EX-SECRETáRIO NEGA CRIMES E RECLAMA DE DIVIDIR CELA COM FACçõES EM MT
24.10.2017

O ex-secretário de Estado de Segurança Pública (Sesp-MT), Rogers Jarbas, se queixou do período em que esteve preso no Centro de Custódia da Capital (CCC), pois, segundo ele, ficou ao lado de “gente do Primeiro Comando da Capital (PCC), do Comando Vermelho (CV)”. Ele ainda colocou que foi preso por algo que “não fez”.

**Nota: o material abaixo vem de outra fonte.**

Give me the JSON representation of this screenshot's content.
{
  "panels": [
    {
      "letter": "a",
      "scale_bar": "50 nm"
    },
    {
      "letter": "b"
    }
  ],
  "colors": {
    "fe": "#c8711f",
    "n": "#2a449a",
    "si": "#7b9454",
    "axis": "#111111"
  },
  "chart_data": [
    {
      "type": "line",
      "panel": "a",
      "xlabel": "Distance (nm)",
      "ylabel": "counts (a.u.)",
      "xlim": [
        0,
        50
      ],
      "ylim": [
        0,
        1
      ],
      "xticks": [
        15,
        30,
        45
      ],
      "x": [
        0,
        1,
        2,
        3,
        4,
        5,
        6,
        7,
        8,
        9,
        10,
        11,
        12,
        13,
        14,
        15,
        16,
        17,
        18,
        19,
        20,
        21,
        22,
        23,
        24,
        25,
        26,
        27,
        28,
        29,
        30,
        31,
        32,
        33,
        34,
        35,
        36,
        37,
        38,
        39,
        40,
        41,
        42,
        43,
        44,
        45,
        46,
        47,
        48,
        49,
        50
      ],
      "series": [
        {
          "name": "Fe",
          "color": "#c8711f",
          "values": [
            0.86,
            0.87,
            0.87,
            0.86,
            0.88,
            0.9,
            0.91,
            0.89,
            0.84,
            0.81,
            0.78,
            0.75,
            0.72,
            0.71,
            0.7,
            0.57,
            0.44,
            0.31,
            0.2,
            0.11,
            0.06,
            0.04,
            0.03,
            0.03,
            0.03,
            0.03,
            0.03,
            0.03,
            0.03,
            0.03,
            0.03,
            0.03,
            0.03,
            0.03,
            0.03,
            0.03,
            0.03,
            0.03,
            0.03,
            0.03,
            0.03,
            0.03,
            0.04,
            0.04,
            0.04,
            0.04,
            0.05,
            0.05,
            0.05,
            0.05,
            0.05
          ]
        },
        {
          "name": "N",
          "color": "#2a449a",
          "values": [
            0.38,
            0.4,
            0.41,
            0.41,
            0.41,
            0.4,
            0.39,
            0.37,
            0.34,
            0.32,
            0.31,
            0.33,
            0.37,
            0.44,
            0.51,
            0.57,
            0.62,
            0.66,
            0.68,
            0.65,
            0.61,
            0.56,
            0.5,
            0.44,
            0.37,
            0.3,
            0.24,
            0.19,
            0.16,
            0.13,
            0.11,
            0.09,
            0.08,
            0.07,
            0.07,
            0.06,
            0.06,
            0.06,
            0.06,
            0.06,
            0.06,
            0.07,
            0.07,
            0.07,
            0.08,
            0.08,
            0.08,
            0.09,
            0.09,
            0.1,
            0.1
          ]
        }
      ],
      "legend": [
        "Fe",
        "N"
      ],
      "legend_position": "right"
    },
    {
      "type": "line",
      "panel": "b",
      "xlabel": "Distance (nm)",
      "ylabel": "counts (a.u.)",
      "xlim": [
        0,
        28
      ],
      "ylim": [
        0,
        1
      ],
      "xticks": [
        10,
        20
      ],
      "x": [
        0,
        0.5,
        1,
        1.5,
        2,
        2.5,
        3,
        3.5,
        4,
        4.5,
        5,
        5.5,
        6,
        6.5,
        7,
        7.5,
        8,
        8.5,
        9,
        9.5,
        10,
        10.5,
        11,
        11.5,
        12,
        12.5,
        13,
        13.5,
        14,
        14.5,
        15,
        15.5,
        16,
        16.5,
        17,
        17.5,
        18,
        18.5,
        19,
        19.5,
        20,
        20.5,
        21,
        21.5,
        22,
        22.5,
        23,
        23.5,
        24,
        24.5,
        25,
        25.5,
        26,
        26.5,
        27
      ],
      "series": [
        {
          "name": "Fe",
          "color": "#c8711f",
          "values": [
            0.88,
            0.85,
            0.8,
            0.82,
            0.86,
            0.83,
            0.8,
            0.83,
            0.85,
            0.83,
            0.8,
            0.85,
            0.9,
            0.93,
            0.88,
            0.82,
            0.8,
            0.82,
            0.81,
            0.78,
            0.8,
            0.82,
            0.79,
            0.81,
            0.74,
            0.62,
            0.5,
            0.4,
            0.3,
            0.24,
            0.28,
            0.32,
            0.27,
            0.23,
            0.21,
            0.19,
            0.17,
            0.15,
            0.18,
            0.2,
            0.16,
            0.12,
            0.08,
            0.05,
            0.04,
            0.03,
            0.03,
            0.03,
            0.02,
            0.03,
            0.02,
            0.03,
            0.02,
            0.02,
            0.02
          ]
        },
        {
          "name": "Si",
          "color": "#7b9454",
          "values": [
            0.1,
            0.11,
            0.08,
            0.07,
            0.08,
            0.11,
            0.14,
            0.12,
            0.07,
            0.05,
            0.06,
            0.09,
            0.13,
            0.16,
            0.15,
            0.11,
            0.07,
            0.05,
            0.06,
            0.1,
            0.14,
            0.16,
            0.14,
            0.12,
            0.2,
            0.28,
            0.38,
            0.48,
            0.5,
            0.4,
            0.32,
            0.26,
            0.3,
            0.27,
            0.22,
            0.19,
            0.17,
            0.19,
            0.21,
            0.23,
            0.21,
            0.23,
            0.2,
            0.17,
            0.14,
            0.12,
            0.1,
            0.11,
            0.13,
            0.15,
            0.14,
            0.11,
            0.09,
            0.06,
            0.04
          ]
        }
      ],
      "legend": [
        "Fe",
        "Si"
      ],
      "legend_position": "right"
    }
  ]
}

A declaração foi dada durante seu depoimento no dia 4 de outubro de 2017 no âmbito de um inquérito da Polícia Judiciária Civil (PJC) sobre a atuação de uma organização criminosa que estaria por trás das interceptações telefônicas ilegais em Mato Grosso. Rogers é acusado de trabalhar para obstruir as investigações realizadas pela Polícia Civil.

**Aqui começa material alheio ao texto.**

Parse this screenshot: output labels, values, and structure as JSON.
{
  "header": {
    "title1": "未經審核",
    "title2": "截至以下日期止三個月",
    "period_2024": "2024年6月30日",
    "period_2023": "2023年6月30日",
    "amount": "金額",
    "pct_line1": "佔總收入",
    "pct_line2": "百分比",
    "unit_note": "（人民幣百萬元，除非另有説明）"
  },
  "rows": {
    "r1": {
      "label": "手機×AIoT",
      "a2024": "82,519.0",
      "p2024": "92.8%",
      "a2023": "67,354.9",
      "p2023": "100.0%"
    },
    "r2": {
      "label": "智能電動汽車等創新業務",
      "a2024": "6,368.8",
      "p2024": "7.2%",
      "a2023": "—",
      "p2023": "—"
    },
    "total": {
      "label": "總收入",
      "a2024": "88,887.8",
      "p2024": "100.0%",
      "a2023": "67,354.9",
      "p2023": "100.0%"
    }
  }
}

“Não vejo como justo estar preso, me tirar da minha família, dos meus filhos, por uma mentira de um cara que nunca vi na minha vida, me colocar em uma unidade prisional que tem gente da Mercenários, tem gente que cometeu homicídio, traficante, gente do Primeiro Comando da Capital (PCC), do Comando Vermelho (CV), por algo que não fiz”, disse Jarbas.

Na época do depoimento, o ex-secretário ainda estava detido no CCC. Posteriormente, foi encaminhado ao SOE (Serviços de Operações Especiais), sob alegação de que não poderia manter contato com o ex-secretário da Casa Civil, Paulo Taques, acusado pelos mesmos crimes. 

Jarbas foi um dos presos durante a deflagração da operação “Esdras”, da PJC, no dia 27 de setembro de 2017. Ele é acusado de obstrução a Justiça ao tentar realizar uma “investigação paralela” contra o promotor de justiça Mauro Zaque, que denunciou o caso dos grampos em outubro de 2015, quando ocupava a chefia da Sesp-MT. Ele também teria repassado inquéritos sigilosos ao ex-secretário da Casa Civil, Paulo Taques, extrapolando suas atribuições, uma vez que o pedido deveria ser analisado por autoridade competente, ou seja, o responsável pelo inquérito.

Em seu depoimento, ele também negou que tenha oferecido uma promoção ao tenente-coronel da PM, José Henrique Costa Soares, caso ele concordasse em “espionar” o desembargador do Tribunal de Justiça de Mato Grosso (TJ-MT), Orlando Perri, considerado a “pedra no sapato” da organização criminosa que estaria por trás dos grampos.

“Não comandava nada das investigações, não sei quem é Catarino nunca vi Catarino, nem sei quem é Soares, nunca vi, nem sabia que existia Soraes, não sabia nem que tinha sido trocado o escrivão do IPM. Eu não acompanhava, ficava distante, até mesmo para não me misturar com a questão, não queria me misturar, a secretaria não me dava nem tempo para querer saber, eu não queria, pelo contrário eu estava sendo investigado, jamais ia poder querer saber alguma coisa, jamais”, disse ele.